O PAPA BENTO XVI RESPONDE SOBRE O ASSUNTO.
Um assunto que não é mera “opinião política” mas doutrina católica, podendo e devendo ser dito em palestras e homilias. O discurso abaixo foi feito pelo Papa Bento XVI em 2008 e deixa claro a posição da Igreja com relação ao tema.

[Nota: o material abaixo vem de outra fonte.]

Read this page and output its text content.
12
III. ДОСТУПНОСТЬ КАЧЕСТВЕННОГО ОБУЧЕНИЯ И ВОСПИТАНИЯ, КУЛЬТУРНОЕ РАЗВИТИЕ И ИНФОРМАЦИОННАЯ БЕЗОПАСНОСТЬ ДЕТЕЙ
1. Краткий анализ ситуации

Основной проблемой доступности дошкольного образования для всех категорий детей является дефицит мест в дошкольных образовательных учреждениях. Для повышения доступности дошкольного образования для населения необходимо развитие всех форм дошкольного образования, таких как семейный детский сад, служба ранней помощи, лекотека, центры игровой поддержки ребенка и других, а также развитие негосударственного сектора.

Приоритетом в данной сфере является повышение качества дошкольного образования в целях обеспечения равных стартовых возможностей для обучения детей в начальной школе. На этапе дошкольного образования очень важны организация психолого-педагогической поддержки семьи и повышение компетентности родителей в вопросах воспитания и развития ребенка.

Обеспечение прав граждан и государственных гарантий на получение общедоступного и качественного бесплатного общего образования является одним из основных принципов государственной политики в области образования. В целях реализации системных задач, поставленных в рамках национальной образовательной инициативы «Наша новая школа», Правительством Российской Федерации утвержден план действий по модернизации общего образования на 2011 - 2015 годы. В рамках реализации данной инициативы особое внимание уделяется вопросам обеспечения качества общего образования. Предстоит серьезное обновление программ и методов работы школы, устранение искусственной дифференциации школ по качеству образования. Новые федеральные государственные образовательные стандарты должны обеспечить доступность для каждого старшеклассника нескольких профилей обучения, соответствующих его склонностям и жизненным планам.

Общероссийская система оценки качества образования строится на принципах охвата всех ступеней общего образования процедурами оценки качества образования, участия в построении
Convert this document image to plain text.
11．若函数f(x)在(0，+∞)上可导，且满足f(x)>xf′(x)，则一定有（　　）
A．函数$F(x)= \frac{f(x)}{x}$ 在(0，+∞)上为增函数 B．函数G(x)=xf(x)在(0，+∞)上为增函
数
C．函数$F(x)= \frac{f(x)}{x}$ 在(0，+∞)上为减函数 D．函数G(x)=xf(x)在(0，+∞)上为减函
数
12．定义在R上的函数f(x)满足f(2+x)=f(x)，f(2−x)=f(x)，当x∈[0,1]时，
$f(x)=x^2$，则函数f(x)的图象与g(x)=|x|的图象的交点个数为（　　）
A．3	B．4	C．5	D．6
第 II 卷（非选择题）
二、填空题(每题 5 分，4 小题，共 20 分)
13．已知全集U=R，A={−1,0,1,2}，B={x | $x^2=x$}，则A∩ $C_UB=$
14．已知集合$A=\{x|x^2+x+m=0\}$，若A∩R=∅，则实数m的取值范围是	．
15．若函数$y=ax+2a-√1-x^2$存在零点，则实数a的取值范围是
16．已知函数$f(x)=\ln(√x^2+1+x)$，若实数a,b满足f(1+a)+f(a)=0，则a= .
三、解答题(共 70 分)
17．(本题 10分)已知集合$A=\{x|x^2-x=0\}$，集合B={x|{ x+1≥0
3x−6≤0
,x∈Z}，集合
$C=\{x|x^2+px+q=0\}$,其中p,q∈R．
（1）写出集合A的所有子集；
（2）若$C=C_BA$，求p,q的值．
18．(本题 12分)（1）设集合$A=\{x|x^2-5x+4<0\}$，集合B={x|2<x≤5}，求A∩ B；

” É com profundo prazer que envio uma cordial saudação aos participantes no Seminário internacional organizado pelo Pontifício Conselho “Justiça e Paz”, sobre o tema: “Desarmamento, desenvolvimento e paz. Perspectivas para um desarmamento integral”, expressando vivo apreço por uma iniciativa tão oportuna. Asseguro a minha proximidade espiritual a Vossa Eminência, Senhor Cardeal, e a quantos nele participam. O tema sobre o qual tencionais refletir é mais atual do que nunca.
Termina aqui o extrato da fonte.